There will be a Cabinet reshuffle in July, senior ministers believe. But it will not affect the big names, only figures "on the fringe". An axe seems to be hovering uncomfortably close to Chris Smith, the Culture, Media and Sport Secretary, who has an indigestible plateload of troubles ranging from News at Ten through football hooliganism (not my job, guv) to the ludicrous Dome.

This has to be the last shuffling of the pack before the election. My snout may be wrong on this occasion, but if I were a gambling man, I would put money on a cull of the women in the Cabinet.

William Hague is also contemplating a rearrangement of the deckchairs. Since the ignominious departure of Peter Lilley (remember him?), the Tory leader does not have a deputy. So, when Blair misses Prime Minister's Questions, he is in a quandary over who to field at the despatch box against John Prescott. He can flout convention and do it himself, for 'tis excellent sport. Or he can send Sir George Young, the shadow leader of the House, who is too well-mannered to skewer Prezza.

Accordingly, some serious thought is being given to appointing a deputy. There would then be three: the actual leader, his number two and the alternative leader, Michael Portillo.

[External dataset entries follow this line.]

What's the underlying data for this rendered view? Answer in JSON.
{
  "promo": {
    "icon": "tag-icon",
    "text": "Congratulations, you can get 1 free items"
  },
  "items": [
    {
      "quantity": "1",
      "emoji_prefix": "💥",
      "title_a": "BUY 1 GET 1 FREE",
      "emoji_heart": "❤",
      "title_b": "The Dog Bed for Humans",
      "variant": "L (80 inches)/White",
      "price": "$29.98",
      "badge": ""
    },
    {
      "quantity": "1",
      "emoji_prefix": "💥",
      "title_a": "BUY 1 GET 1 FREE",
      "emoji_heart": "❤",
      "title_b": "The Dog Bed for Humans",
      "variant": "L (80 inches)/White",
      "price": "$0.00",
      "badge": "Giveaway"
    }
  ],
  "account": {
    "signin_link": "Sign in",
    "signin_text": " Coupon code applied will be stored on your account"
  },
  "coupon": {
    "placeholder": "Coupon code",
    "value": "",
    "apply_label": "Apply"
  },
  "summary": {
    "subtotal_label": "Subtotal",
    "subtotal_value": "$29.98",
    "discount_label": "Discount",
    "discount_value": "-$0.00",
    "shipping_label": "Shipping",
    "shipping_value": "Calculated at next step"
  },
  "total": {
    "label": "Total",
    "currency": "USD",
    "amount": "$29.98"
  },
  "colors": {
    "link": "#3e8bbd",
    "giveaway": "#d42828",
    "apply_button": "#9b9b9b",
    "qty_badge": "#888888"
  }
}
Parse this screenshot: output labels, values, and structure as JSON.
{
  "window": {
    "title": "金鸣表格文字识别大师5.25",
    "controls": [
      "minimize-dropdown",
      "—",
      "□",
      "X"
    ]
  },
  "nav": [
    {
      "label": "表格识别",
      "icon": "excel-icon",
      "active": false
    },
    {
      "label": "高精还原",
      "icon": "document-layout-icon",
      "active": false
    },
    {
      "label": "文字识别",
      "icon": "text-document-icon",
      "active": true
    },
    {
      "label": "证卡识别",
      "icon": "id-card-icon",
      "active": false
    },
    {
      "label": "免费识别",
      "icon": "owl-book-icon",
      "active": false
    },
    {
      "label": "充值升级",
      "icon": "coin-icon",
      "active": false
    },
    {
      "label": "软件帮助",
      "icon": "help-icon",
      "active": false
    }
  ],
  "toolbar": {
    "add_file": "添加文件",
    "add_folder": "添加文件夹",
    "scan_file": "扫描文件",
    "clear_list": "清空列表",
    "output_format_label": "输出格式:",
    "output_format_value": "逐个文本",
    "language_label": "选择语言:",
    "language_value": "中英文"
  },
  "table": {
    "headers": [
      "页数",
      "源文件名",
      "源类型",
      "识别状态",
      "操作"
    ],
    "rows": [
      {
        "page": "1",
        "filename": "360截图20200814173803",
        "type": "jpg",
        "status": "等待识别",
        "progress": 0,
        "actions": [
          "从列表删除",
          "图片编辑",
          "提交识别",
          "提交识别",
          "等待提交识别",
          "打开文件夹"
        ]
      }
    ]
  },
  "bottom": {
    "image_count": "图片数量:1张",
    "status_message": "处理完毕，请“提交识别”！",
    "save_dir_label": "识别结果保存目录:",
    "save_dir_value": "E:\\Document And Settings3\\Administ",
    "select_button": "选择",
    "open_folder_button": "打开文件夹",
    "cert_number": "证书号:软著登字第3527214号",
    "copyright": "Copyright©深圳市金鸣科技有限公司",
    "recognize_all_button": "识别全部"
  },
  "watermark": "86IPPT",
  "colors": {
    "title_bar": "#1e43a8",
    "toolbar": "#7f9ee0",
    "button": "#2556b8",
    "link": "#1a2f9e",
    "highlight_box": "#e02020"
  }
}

Tedious though it may be, I must return to the subject of Andrew Marr's appointment as political editor of the BBC, which is still causing controversy in the Westminster village. Barrack-room lawyers insist that the selection is unlawful, because the post was never advertised, as required by the rules of the corporation. It was made through the old-boy network, over discreet hotel breakfasts in west London. Moreover, this procedure effectively ruled out women contenders, so it probably amounts to sex discrimination as well. The nearest a woman got to the job was by serving at Greg Dyke's table.

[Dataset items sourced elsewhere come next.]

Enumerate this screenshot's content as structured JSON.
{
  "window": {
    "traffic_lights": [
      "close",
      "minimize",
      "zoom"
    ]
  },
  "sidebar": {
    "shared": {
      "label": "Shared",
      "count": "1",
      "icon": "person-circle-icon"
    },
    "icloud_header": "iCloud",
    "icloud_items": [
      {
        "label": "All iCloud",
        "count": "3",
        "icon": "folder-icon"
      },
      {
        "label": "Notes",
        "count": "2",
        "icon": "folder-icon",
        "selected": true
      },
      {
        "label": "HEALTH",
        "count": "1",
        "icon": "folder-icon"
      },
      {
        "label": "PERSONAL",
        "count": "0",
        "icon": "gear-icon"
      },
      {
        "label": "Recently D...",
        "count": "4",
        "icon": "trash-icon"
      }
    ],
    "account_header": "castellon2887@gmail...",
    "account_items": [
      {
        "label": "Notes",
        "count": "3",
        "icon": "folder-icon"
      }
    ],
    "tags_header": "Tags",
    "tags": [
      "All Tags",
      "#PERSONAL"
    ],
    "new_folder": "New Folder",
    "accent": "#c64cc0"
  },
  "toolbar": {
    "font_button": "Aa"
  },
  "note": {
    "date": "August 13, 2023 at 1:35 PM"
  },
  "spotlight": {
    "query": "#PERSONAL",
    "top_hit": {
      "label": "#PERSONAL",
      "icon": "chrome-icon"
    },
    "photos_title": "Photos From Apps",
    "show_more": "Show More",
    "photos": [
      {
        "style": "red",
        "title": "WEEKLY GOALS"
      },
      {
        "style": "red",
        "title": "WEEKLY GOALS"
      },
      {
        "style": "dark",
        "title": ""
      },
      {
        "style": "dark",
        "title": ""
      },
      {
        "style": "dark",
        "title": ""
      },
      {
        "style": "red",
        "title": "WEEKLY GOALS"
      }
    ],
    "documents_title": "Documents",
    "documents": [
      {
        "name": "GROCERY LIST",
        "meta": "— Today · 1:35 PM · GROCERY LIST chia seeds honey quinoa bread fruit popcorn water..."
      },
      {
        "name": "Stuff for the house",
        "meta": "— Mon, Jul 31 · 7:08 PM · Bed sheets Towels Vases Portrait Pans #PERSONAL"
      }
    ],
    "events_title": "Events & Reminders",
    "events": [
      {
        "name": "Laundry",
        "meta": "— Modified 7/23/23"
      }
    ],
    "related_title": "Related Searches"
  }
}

I must confess to confusing Tony Wright MP with Tony Lloyd MP, the chairman of the Trade Union Group of MPs last week. Apologies to both. This inexcusable offence was made doubly embarrassing by Brother Lloyd's kind invitation to a reception for his group at the Atrium on Millbank the very day this paragraph was written. I can only plead confusion after being invited by a senior woman Labour member (all right, it was Llin Golding) at the function to admire the legs of Jovanka Humble, the MP for Blackpool North and Fleetwood. I did not think such things happened at Westminster any more. But perhaps some traditional Labour women quite like the old-boy atmosphere of the Commons, unlike Tess Kingham, MP for Gloucester, who is quitting the Commons "because it is too much like a public school". How would the former press officer for War on Want know what a public school is like? She is a product of the state system.

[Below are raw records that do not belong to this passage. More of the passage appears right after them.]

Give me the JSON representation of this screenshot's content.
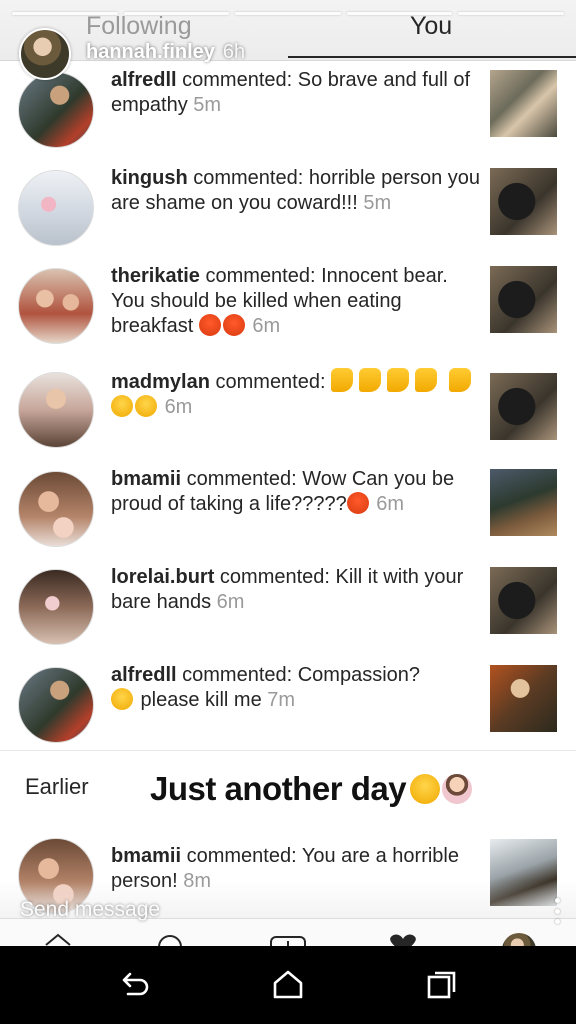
{
  "header": {
    "tab_following": "Following",
    "tab_you": "You",
    "story_user": "hannah.finley",
    "story_time": "6h"
  },
  "activity": [
    {
      "username": "alfredll",
      "text": " commented: So brave and full of empathy",
      "time": "5m"
    },
    {
      "username": "kingush",
      "text": " commented: horrible person you are shame on you coward!!!",
      "time": "5m"
    },
    {
      "username": "therikatie",
      "text": " commented: Innocent bear. You should be killed when eating breakfast",
      "time": "6m"
    },
    {
      "username": "madmylan",
      "text": " commented: ",
      "time": "6m"
    },
    {
      "username": "bmamii",
      "text": " commented: Wow Can you be proud of taking a life?????",
      "time": "6m"
    },
    {
      "username": "lorelai.burt",
      "text": " commented: Kill it with your bare hands",
      "time": "6m"
    },
    {
      "username": "alfredll",
      "text": " commented: Compassion?",
      "text2": " please kill me",
      "time": "7m"
    }
  ],
  "earlier": {
    "heading": "Earlier",
    "caption": "Just another day",
    "items": [
      {
        "username": "bmamii",
        "text": " commented: You are a horrible person!",
        "time": "8m"
      }
    ]
  },
  "story": {
    "send_placeholder": "Send message"
  },
  "icons": [
    "home-icon",
    "search-icon",
    "add-post-icon",
    "heart-icon",
    "profile-icon",
    "back-icon",
    "home-nav-icon",
    "recents-icon"
  ],
  "colors": {
    "text": "#262626",
    "time": "#9a9a9a",
    "angry_emoji": "#e8441a",
    "thumb_emoji": "#f5b800"
  }
}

Gerry Monkswell, the Labour hereditary peer, still has the capacity to upset his political masters. Deprived of his voting seat in the Lords in a stitch-up ballot of Labour hereditaries, Monkswell has thrown his hat in the ring for the should-be-safe seat of Dagenham. He is able to do this because the rules about peers standing for the Commons were changed last year. His intervention will not please No 10, whose minion John Cruddace is seeking nomination with the help of the engineering workers' union. The new Labour incumbent, Judith Church, is quitting after only one parliament, a victim of Kingham's Itch.

This business of family values is taken very seriously in Downing Street. Not just with the Blair baby, who is conservatively valued at half a dozen points in the opinion polls, but in the wider sense.

According to friends, Cherie believes in the family so much that she footed the bill for the fourth marriage of her father, the scouse actor Tony Booth. However, there are limits. Cherie did not name her new son after her father. "Know why?" asked a new Labour insider. "Because she's already named her husband that."